One reason Woven rallies around makers and craftsmen is the conviction that draws an individual to return to traditional crafts. What would compel a person to spend eight hours a day making one handmade product, that a modern machine could effortlessly churn out 1,000 in the same span. It is this profundity of cause and craft that we seek, with each craftsman or woman having their own unique point of entry. In a post-industrialized world, these makers connect us to a love of labour our assembly lines and efficiency metrics can’t seem to provide, and remind us of what slow can offer, why less is still more.
For folks like Alex Devol, it’s all about carving away what is excess. From his remote woodshop in the northwestern English countryside, Alex has fashioned a career from fallen timber and bits of wood found not far from his home. It’s a picture of of stripped down simplicity, like peeling back the bark on a new tree. As serene as it sounds, Wooden & Woven was born from the crucible of discontent, and a mid-course correction for Alex and his craft. It’s a pursuit of what it means to make better products, tell better stories about what we make or buy, and trading in trend for products that will stand the test of time.

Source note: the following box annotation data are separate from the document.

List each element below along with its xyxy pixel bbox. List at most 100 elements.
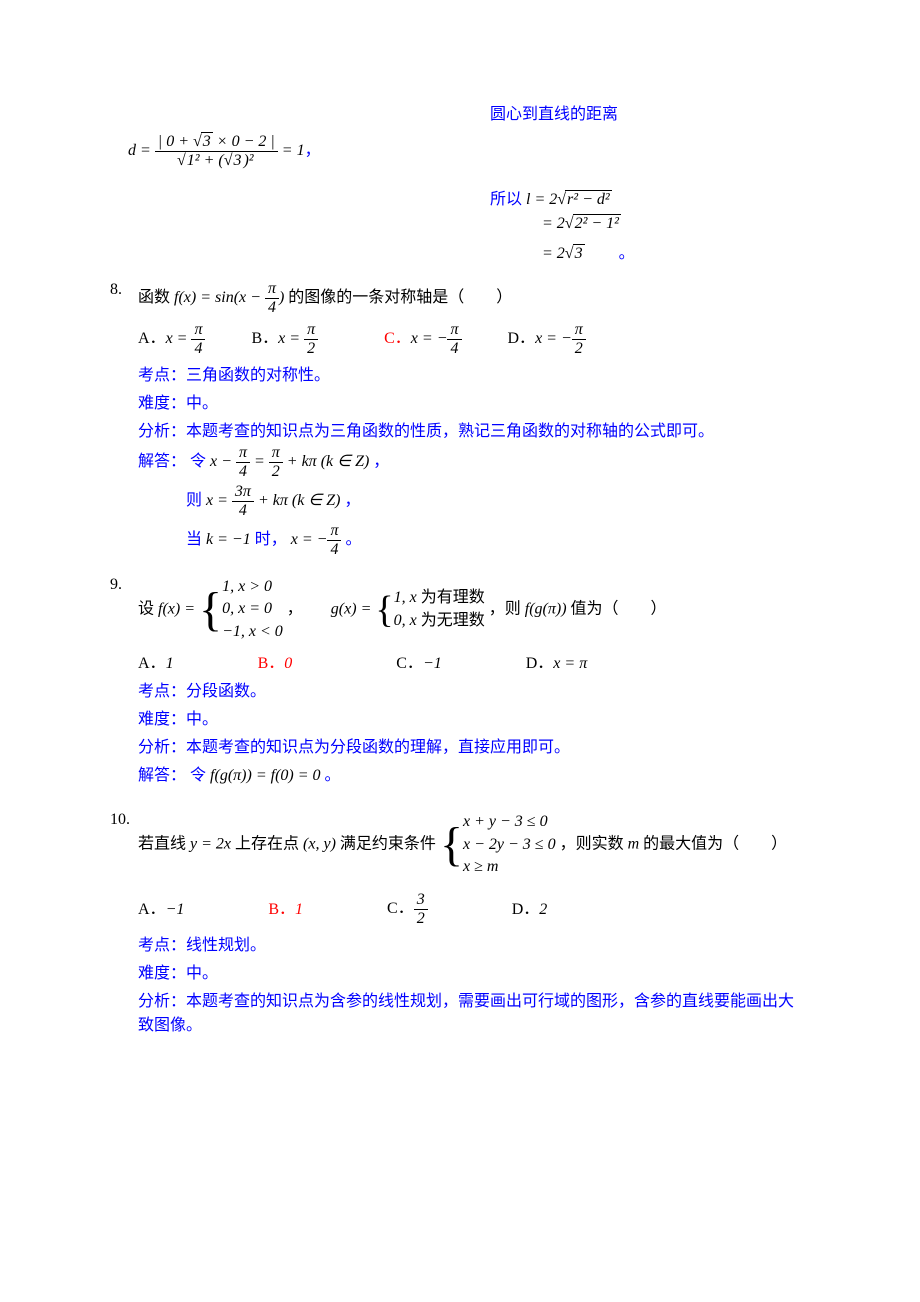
q8-jd1-eq: x − π4 = π2 + kπ (k ∈ Z) <box>210 453 369 470</box>
q10-kd-label: 考点： <box>138 937 186 954</box>
q9-nd-text: 中。 <box>186 711 218 728</box>
q10-mid2: 满足约束条件 <box>340 835 440 852</box>
q9-optC-val: −1 <box>423 655 442 672</box>
q8-jd2-pre: 则 <box>186 492 206 509</box>
q8-jd3-k: k = −1 <box>206 531 251 548</box>
q9-g2: 0, x 为无理数 <box>394 610 485 632</box>
q10-mid1: 上存在点 <box>235 835 303 852</box>
q8-optD-label: D． <box>508 330 536 347</box>
q9-fx-label: 分析： <box>138 739 186 756</box>
q10-fx-text: 本题考查的知识点为含参的线性规划，需要画出可行域的图形，含参的直线要能画出大致图… <box>138 993 794 1034</box>
q10-c2: x − 2y − 3 ≤ 0 <box>463 834 556 856</box>
q8-jd1-post: ， <box>373 453 389 470</box>
q8-kd: 考点：三角函数的对称性。 <box>138 361 810 385</box>
q9-jd-post: 。 <box>325 767 341 784</box>
q8-fn: f(x) = sin(x − π4) <box>174 289 284 306</box>
q8-jd1: 解答： 令 x − π4 = π2 + kπ (k ∈ Z) ， <box>138 445 810 480</box>
q9-opts: A．1 B．0 C．−1 D．x = π <box>138 649 810 673</box>
q8-jd2: 则 x = 3π4 + kπ (k ∈ Z) ， <box>186 484 810 519</box>
q9-f-piece: { 1, x > 0 0, x = 0 −1, x < 0 <box>199 576 283 643</box>
q10-optC-label: C． <box>387 901 414 918</box>
q10-optD-label: D． <box>512 901 540 918</box>
q9-g-piece: { 1, x 为有理数 0, x 为无理数 <box>375 587 484 632</box>
q10-optB-val: 1 <box>295 901 303 918</box>
q9-f2: 0, x = 0 <box>222 598 283 620</box>
q8-jd1-pre: 令 <box>190 453 210 470</box>
q8-jd3-eq: x = −π4 <box>291 531 342 548</box>
q10-optA: A．−1 <box>138 895 184 919</box>
q8-opts: A．x = π4 B．x = π2 C．x = −π4 D．x = −π2 <box>138 322 810 357</box>
q10-nd: 难度：中。 <box>138 959 810 983</box>
q9-sufpost: 值为（ ） <box>571 600 667 617</box>
q10-optB: B．1 <box>268 895 303 919</box>
q10-m: m <box>628 835 640 852</box>
q10-opts: A．−1 B．1 C．32 D．2 <box>138 892 810 927</box>
q8-stem-suf: 的图像的一条对称轴是（ ） <box>288 289 512 306</box>
q9-sufpre: ，则 <box>489 600 525 617</box>
q10-pre: 若直线 <box>138 835 190 852</box>
d-formula: d = | 0 + √3 × 0 − 2 | √1² + (√3)² = 1， <box>128 134 810 169</box>
distance-label: 圆心到直线的距离 <box>490 100 810 124</box>
q9-nd-label: 难度： <box>138 711 186 728</box>
d-den: √1² + (√3)² <box>155 152 278 169</box>
q9-g-lhs: g(x) = <box>331 600 376 617</box>
l-line3: = 2√3 <box>542 245 585 262</box>
d-lhs: d = <box>128 142 151 159</box>
q10-optD: D．2 <box>512 895 548 919</box>
q10-optB-label: B． <box>268 901 295 918</box>
q9-jd-pre: 令 <box>190 767 210 784</box>
q10-fx-label: 分析： <box>138 993 186 1010</box>
q9-body: 设 f(x) = { 1, x > 0 0, x = 0 −1, x < 0 ，… <box>138 576 810 785</box>
q10-kd: 考点：线性规划。 <box>138 931 810 955</box>
q9-optB-label: B． <box>258 655 285 672</box>
q10-optC: C．32 <box>387 892 428 927</box>
q9-f1: 1, x > 0 <box>222 576 283 598</box>
q9-g1: 1, x 为有理数 <box>394 587 485 609</box>
q10-optA-label: A． <box>138 901 166 918</box>
q9-fgpi: f(g(π)) <box>525 600 567 617</box>
q9-nd: 难度：中。 <box>138 705 810 729</box>
q9-optD-val: x = π <box>553 655 587 672</box>
q8-stem: 函数 f(x) = sin(x − π4) 的图像的一条对称轴是（ ） <box>138 281 810 316</box>
q9-optA-val: 1 <box>166 655 174 672</box>
q8: 8. 函数 f(x) = sin(x − π4) 的图像的一条对称轴是（ ） A… <box>110 281 810 558</box>
q10-line: y = 2x <box>190 835 231 852</box>
q9-optB: B．0 <box>258 649 293 673</box>
q8-nd-label: 难度： <box>138 395 186 412</box>
q9-optB-val: 0 <box>284 655 292 672</box>
q8-kd-label: 考点： <box>138 367 186 384</box>
q8-jd-label: 解答： <box>138 453 186 470</box>
q9-optC: C．−1 <box>396 649 441 673</box>
l-block: 所以 l = 2√r² − d² = 2√2² − 1² = 2√3 。 <box>490 185 810 263</box>
q9-optC-label: C． <box>396 655 423 672</box>
q8-fx: 分析：本题考查的知识点为三角函数的性质，熟记三角函数的对称轴的公式即可。 <box>138 417 810 441</box>
q8-nd-text: 中。 <box>186 395 218 412</box>
q9-stem-pre: 设 <box>138 600 158 617</box>
q8-nd: 难度：中。 <box>138 389 810 413</box>
q8-stem-pre: 函数 <box>138 289 174 306</box>
q9-optA-label: A． <box>138 655 166 672</box>
q8-optB-label: B． <box>251 330 278 347</box>
q8-jd2-eq: x = 3π4 + kπ (k ∈ Z) <box>206 492 340 509</box>
q10-stem: 若直线 y = 2x 上存在点 (x, y) 满足约束条件 { x + y − … <box>138 811 810 878</box>
l-line3-row: = 2√3 。 <box>542 239 810 263</box>
q9-kd-text: 分段函数。 <box>186 683 266 700</box>
q8-jd3: 当 k = −1 时， x = −π4 。 <box>186 523 810 558</box>
q10-point: (x, y) <box>303 835 336 852</box>
so-label: 所以 <box>490 191 522 208</box>
q10: 10. 若直线 y = 2x 上存在点 (x, y) 满足约束条件 { x + … <box>110 811 810 983</box>
q9-kd: 考点：分段函数。 <box>138 677 810 701</box>
q9-optD: D．x = π <box>526 649 587 673</box>
q9-jd-eq: f(g(π)) = f(0) = 0 <box>210 767 320 784</box>
q8-fx-text: 本题考查的知识点为三角函数的性质，熟记三角函数的对称轴的公式即可。 <box>186 423 714 440</box>
q8-kd-text: 三角函数的对称性。 <box>186 367 330 384</box>
q9-f-lhs: f(x) = <box>158 600 199 617</box>
q10-postpre: ，则实数 <box>560 835 628 852</box>
q10-kd-text: 线性规划。 <box>186 937 266 954</box>
q8-optC-label: C． <box>384 330 411 347</box>
d-comma: ， <box>305 142 321 159</box>
q8-optA-label: A． <box>138 330 166 347</box>
q9-sep1: ， <box>287 600 303 617</box>
q9: 9. 设 f(x) = { 1, x > 0 0, x = 0 −1, x < … <box>110 576 810 785</box>
q8-num: 8. <box>110 281 138 299</box>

What distinguishes Alex’s approach as a woodworker is the honesty and experience he brings to design, hardwon over ten years among the ranks of fast fashion. After dropping out of university and flying to Australia on his would-be tuition funds, he fell into freelance work to make ends meet. At first it was illustration and art, that led into graphic and product design back in the UK. “When you take whatever job gets offered to you, you end up doing lots of interesting things,” he remembers. As a young creative, the perks were good enough, getting fed and a roof overhead, but as time wore on the practicality of life as a just-above-starving artist set in. “For the first couple of years you’re living quite hand-to-mouth. Then at some point you have a little freak out and think, “Am I going to do this for the rest of my life, or am I going to get a real job?” Entrepreneurial at heart, getting a “real job” for Alex meant starting his own brand selling his designs on hand-printed t-shirts.